Opening for The Gaslight Anthem tonight is Sweden’s Twopointeight. The band look like how they sound – a mixture of straight up rock and Rancid-esque street punk. The choruses are big, the guitar work is solid and the three way harmonies are well executed. As tight as this relatively unknown four piece are, it’s clear that the crowd only want one band tonight and they struggle to get much of a rise from the rapidly filling venue.
Tonight is, without a doubt, The Gaslight Anthem’s night. The new jersey boys may have been over quite a few times since their game changing third album ‘American Slang’ but the anticipation is always the same. They opened with ‘Great Expectations’ followed by ‘We Came To Dance’ and ‘Cassanova, Baby!’ With a fall tour booked to promote their upcoming fourth album, ‘Handwritten,’ it became clear that tonights show was to be a greatest hits set, cherry picking the best songs from all of their previous releases.
Highlights included an emotional rendition of ‘Blue Jeans And White Tee Shirts’, the incorporation of Brand New’s ‘Jesus’ into one of their older songs and a surprising balcony dive from Brian Fallon. Their new single ’45’ went down a storm as did their ode to the late great Joe Strummer (‘I’da Called You Woody, Joe’). The Gaslight Anthem have truely become skilled in picking a setlist which shows of their songs in the best possible light – gone are the days when the set would stop and start like an ill looked after estate car – everything flows perfectly now, further immersing you into a world of dangerous women, late night coffee and old ‘55 cars.

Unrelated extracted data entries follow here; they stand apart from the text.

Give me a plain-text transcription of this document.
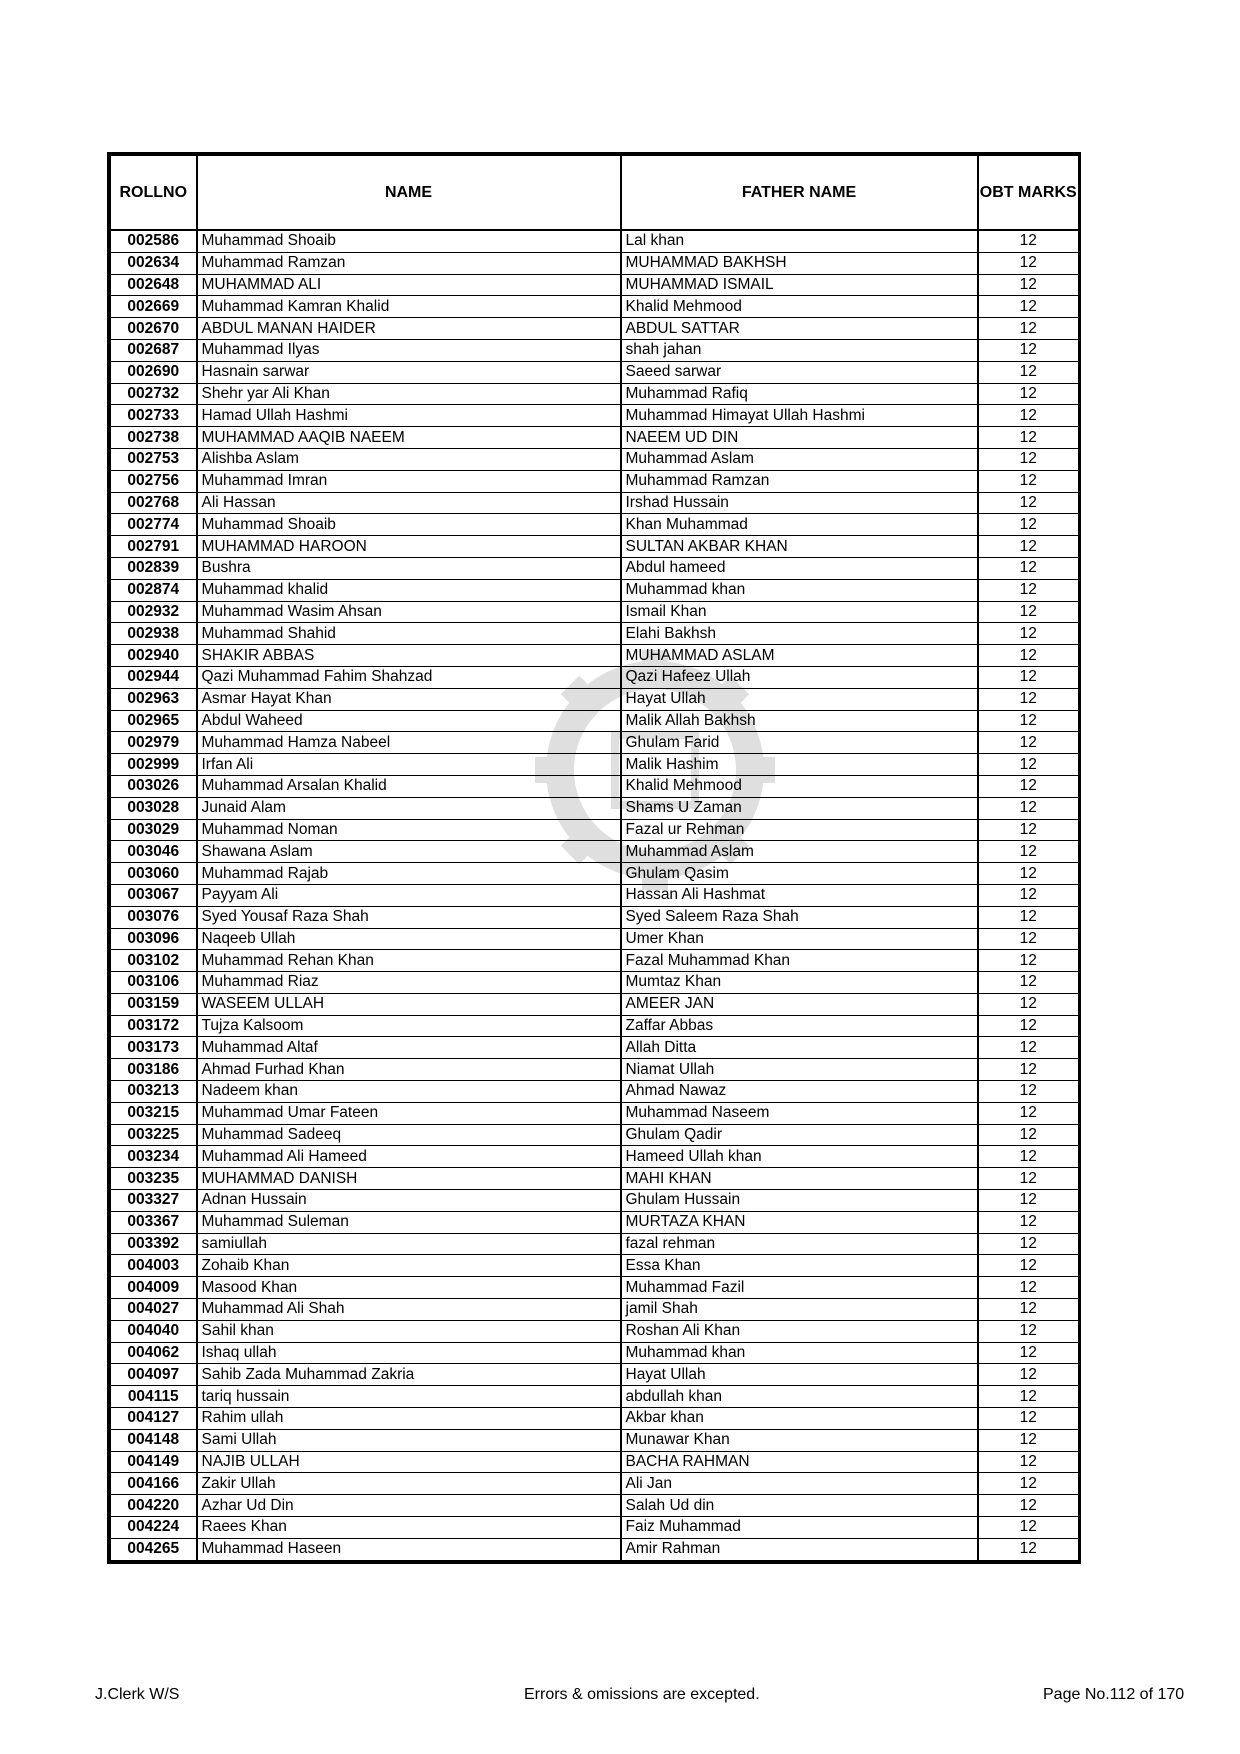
ROLLNO	NAME	FATHER NAME	OBT MARKS
002586	Muhammad Shoaib	Lal khan	12
002634	Muhammad Ramzan	MUHAMMAD BAKHSH	12
002648	MUHAMMAD ALI	MUHAMMAD ISMAIL	12
002669	Muhammad Kamran Khalid	Khalid Mehmood	12
002670	ABDUL MANAN HAIDER	ABDUL SATTAR	12
002687	Muhammad Ilyas	shah jahan	12
002690	Hasnain sarwar	Saeed sarwar	12
002732	Shehr yar Ali Khan	Muhammad Rafiq	12
002733	Hamad Ullah Hashmi	Muhammad Himayat Ullah Hashmi	12
002738	MUHAMMAD AAQIB NAEEM	NAEEM UD DIN	12
002753	Alishba Aslam	Muhammad Aslam	12
002756	Muhammad Imran	Muhammad Ramzan	12
002768	Ali Hassan	Irshad Hussain	12
002774	Muhammad Shoaib	Khan Muhammad	12
002791	MUHAMMAD HAROON	SULTAN AKBAR KHAN	12
002839	Bushra	Abdul hameed	12
002874	Muhammad khalid	Muhammad khan	12
002932	Muhammad Wasim Ahsan	Ismail Khan	12
002938	Muhammad Shahid	Elahi Bakhsh	12
002940	SHAKIR ABBAS	MUHAMMAD ASLAM	12
002944	Qazi Muhammad Fahim Shahzad	Qazi Hafeez Ullah	12
002963	Asmar Hayat Khan	Hayat Ullah	12
002965	Abdul Waheed	Malik Allah Bakhsh	12
002979	Muhammad Hamza Nabeel	Ghulam Farid	12
002999	Irfan Ali	Malik Hashim	12
003026	Muhammad Arsalan Khalid	Khalid Mehmood	12
003028	Junaid Alam	Shams U Zaman	12
003029	Muhammad Noman	Fazal ur Rehman	12
003046	Shawana Aslam	Muhammad Aslam	12
003060	Muhammad Rajab	Ghulam Qasim	12
003067	Payyam Ali	Hassan Ali Hashmat	12
003076	Syed Yousaf Raza Shah	Syed Saleem Raza Shah	12
003096	Naqeeb Ullah	Umer Khan	12
003102	Muhammad Rehan Khan	Fazal Muhammad Khan	12
003106	Muhammad Riaz	Mumtaz Khan	12
003159	WASEEM ULLAH	AMEER JAN	12
003172	Tujza Kalsoom	Zaffar Abbas	12
003173	Muhammad Altaf	Allah Ditta	12
003186	Ahmad Furhad Khan	Niamat Ullah	12
003213	Nadeem khan	Ahmad Nawaz	12
003215	Muhammad Umar Fateen	Muhammad Naseem	12
003225	Muhammad Sadeeq	Ghulam Qadir	12
003234	Muhammad Ali Hameed	Hameed Ullah khan	12
003235	MUHAMMAD DANISH	MAHI KHAN	12
003327	Adnan Hussain	Ghulam Hussain	12
003367	Muhammad Suleman	MURTAZA KHAN	12
003392	samiullah	fazal rehman	12
004003	Zohaib Khan	Essa Khan	12
004009	Masood Khan	Muhammad Fazil	12
004027	Muhammad Ali Shah	jamil Shah	12
004040	Sahil khan	Roshan Ali Khan	12
004062	Ishaq ullah	Muhammad khan	12
004097	Sahib Zada Muhammad Zakria	Hayat Ullah	12
004115	tariq hussain	abdullah khan	12
004127	Rahim ullah	Akbar khan	12
004148	Sami Ullah	Munawar Khan	12
004149	NAJIB ULLAH	BACHA RAHMAN	12
004166	Zakir Ullah	Ali Jan	12
004220	Azhar Ud Din	Salah Ud din	12
004224	Raees Khan	Faiz Muhammad	12
004265	Muhammad Haseen	Amir Rahman	12
J.Clerk W/S	Errors & omissions are excepted.	Page No.112 of 170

The Gaslight Anthem are a band who have always come across as genuine and tonight is no different. Brian is all smiles as he thanks the fans for coming out and pokes fun at the Koko’s theatrical interior. They ended their 25 song set with a cover of The Who’s ‘Baba O’ Reily’ and a promise to return as soon as the new record is out. Very few deserve the following praise but, in all honestly, The Gaslight Anthem were as near to perfect as it is possible to be.